We are starting to repeat dinners now for two reasons:
1. We are running out of ideas of what to cook, and
2. We want to use all of our ingredients that we have bought

So last night we made something we have made before: Spinach tortellini with homemade breadsticks. I'm not gonna lie, our breadsticks are goooood. I mean really good.

Taquitos

Yet another recipe from Our Best Bites. We made Baked Creamy Chicken Taquitos. These are good for dinner, or you can freeze them and have them for a snack. We served them with Spanish Rice. We were going to make homemade spanish rice, but we ended up just making it from the package.

Click here for the recipe for taquitos.

Hawaiian Haystacks

Last week we made Hawaiian Haystacks for the first time. I got this recipe off of a favorite blog of mine -- Iheartnaptime.net.

*This is not actually a picture of our food -- it was taken from iheartnaptime.blogspot.com

Hawaiian Haystacks:

-1 pound chicken
-2 cans cream chicken
-1 cup of milk
-1/2 cup of sour cream
-1/2 teaspoon Lawry's salt
-salt and pepper to taste

Combine all of the above ingredients and pour over chicken in crockpot. Cook on high for 4 to 6 hours. When it's done, shred it, and serve over rice. Top it with tomatoes (I just used canned diced ones because I didn't have any fresh), coconut, pineapple, cheese, chow mein Chinese noodles, and sliced almonds. So yummy!

Tuesday, June 28, 2011

Crispy Coconut Chicken Fingers

Once again we made something from my new favorite cookbook, Our Best Bites. And once again I forgot to take pictures. This time my parents were in town, so Lora and I made dinner for the Skidmores and the Riehles (well, actually Lora wasn't feeling well so Beck and Chloe helped me).

Anyway, we made crispy coconut chicken fingers. We served it with an apricot jam dipping sauce and oven fries. It was actually a really easy meal. You basically dip chicken fingers in flour, then egg, then in a coconut/bread flakes mix.

Click here for the recipe for the chicken fingers. And click here for the oven fries.

Friday, June 17, 2011

Day 6

On Day 6, we made orzo pasta (I know we have made a lot of Italian, and we have vowed to not make as much Italian from here on out.) This is a light vegetarian dish that I have been making for a few years. It is so yummy and so healthy.
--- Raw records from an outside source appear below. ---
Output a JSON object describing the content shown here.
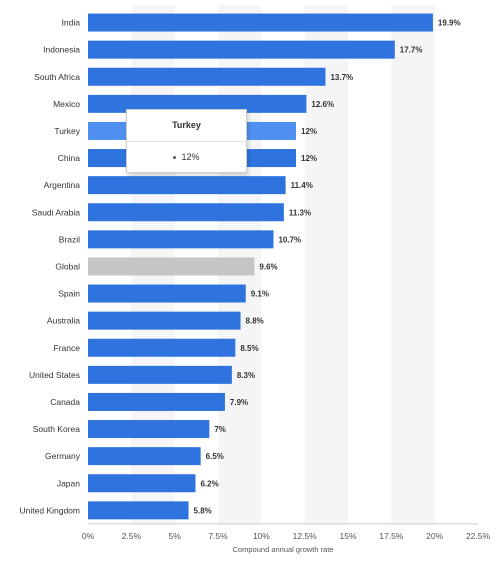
{
  "chart_data": {
    "type": "bar",
    "orientation": "horizontal",
    "categories": [
      "India",
      "Indonesia",
      "South Africa",
      "Mexico",
      "Turkey",
      "China",
      "Argentina",
      "Saudi Arabia",
      "Brazil",
      "Global",
      "Spain",
      "Australia",
      "France",
      "United States",
      "Canada",
      "South Korea",
      "Germany",
      "Japan",
      "United Kingdom"
    ],
    "values": [
      19.9,
      17.7,
      13.7,
      12.6,
      12,
      12,
      11.4,
      11.3,
      10.7,
      9.6,
      9.1,
      8.8,
      8.5,
      8.3,
      7.9,
      7,
      6.5,
      6.2,
      5.8
    ],
    "value_labels": [
      "19.9%",
      "17.7%",
      "13.7%",
      "12.6%",
      "12%",
      "12%",
      "11.4%",
      "11.3%",
      "10.7%",
      "9.6%",
      "9.1%",
      "8.8%",
      "8.5%",
      "8.3%",
      "7.9%",
      "7%",
      "6.5%",
      "6.2%",
      "5.8%"
    ],
    "xlabel": "Compound annual growth rate",
    "ylabel": "",
    "xlim": [
      0,
      22.5
    ],
    "ticks": [
      0,
      2.5,
      5,
      7.5,
      10,
      12.5,
      15,
      17.5,
      20,
      22.5
    ],
    "tick_labels": [
      "0%",
      "2.5%",
      "5%",
      "7.5%",
      "10%",
      "12.5%",
      "15%",
      "17.5%",
      "20%",
      "22.5%"
    ],
    "grid": "vertical bands",
    "highlighted_category": "Turkey",
    "colors": {
      "bar": "#2f73de",
      "bar_highlight": "#4f8ff0",
      "global": "#c5c5c5",
      "band": "#f5f5f8"
    }
  },
  "tooltip": {
    "title": "Turkey",
    "value": "12%"
  }
}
We served it with Parmesan toast made Skidmore boys style -- bread with garlic salt and Parmesan in the oven broiler.

Recipe: (I doubled it)

2 tablespoons olive oil
2 cloves garlic (I use sometimes use 3)
2 cups orzo pasta
1 zucchini, peeled and chopped
1 carrot, peeled and chopped
1 (16 oz) can stewed tomatoes, undrained
1 (14 oz) can vegetable broth
1 teaspoon Italian seasoning
1 teaspoon dried basil leaves
salt and pepper to taste
1/4 cup chopped green onions
1/4 chopped fresh parsley
2 teaspoons grated lime zest
2 tablespoons lime juice
1/2 cup grated Parmesan cheese for topping

Cook the orzo pasta. While it's cooking, saute the garlic in the olive oil. Stir in zucchini and carrots. Cook until vegetables soften. Stir in the tomatoes, vegetable broth, Italian seasoning, and basil. Season with salt and pepper to taste. Reduce heat to medium. Cover, and simmer until almost all liquid is absorbed. Stir in the green onions, parsley, lime zest, and lime juice. Remove from heat, cook slightly, and serve sprinkled with Parmesan cheese.

Day 5

On Day 5 we made a three cheese chicken penne pasta bake. Beck even helped us out for this one. Click here for the recipe.
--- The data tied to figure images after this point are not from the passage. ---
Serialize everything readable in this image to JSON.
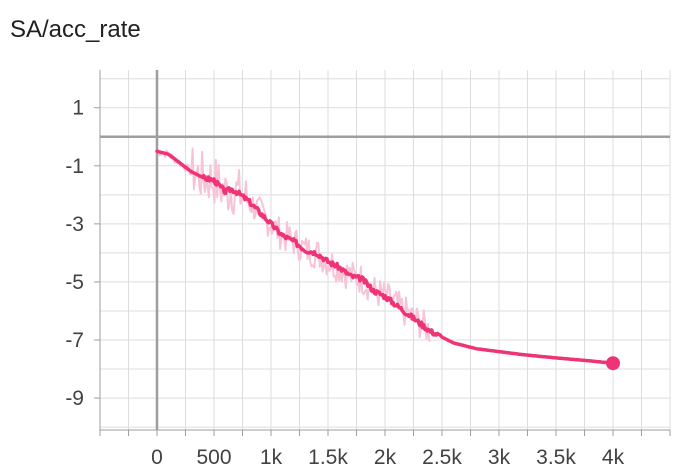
{
  "chart_data": {
    "type": "line",
    "title": "SA/acc_rate",
    "xlabel": "",
    "ylabel": "",
    "xlim": [
      -500,
      4500
    ],
    "ylim": [
      -10.1,
      2.3
    ],
    "grid": true,
    "x_ticks": [
      0,
      500,
      1000,
      1500,
      2000,
      2500,
      3000,
      3500,
      4000
    ],
    "x_tick_labels": [
      "0",
      "500",
      "1k",
      "1.5k",
      "2k",
      "2.5k",
      "3k",
      "3.5k",
      "4k"
    ],
    "y_ticks": [
      1,
      -1,
      -3,
      -5,
      -7,
      -9
    ],
    "y_tick_labels": [
      "1",
      "-1",
      "-3",
      "-5",
      "-7",
      "-9"
    ],
    "colors": {
      "line": "#ee3377",
      "raw": "#f7c4d6",
      "grid": "#dddddd",
      "axis": "#9e9e9e"
    },
    "series": [
      {
        "x": [
          0,
          100,
          200,
          300,
          400,
          500,
          600,
          650,
          700,
          800,
          900,
          1000,
          1100,
          1200,
          1300,
          1400,
          1500,
          1600,
          1700,
          1800,
          1900,
          2000,
          2100,
          2200,
          2300,
          2400,
          2500,
          2600,
          2700,
          2800,
          2900,
          3000,
          3200,
          3400,
          3600,
          3800,
          4000
        ],
        "y": [
          -0.5,
          -0.6,
          -0.9,
          -1.2,
          -1.4,
          -1.5,
          -1.9,
          -1.8,
          -1.9,
          -2.2,
          -2.6,
          -3.0,
          -3.4,
          -3.6,
          -3.9,
          -4.0,
          -4.3,
          -4.5,
          -4.8,
          -4.9,
          -5.3,
          -5.5,
          -5.8,
          -6.1,
          -6.4,
          -6.7,
          -6.9,
          -7.1,
          -7.2,
          -7.3,
          -7.35,
          -7.4,
          -7.5,
          -7.58,
          -7.65,
          -7.72,
          -7.8
        ]
      }
    ]
  }
}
These pictures were actually taken before we baked it and added freshly grated parmesan and mozzerella cheese. We forgot to take pictures afterwards.



Saturday, June 11, 2011

Jammin'

Jeanne taught us how to make homemade jam on Friday. It was so fun! It was the first time both of us had done canning. We made strawberry, blackberry, and strawberry blackberry jam.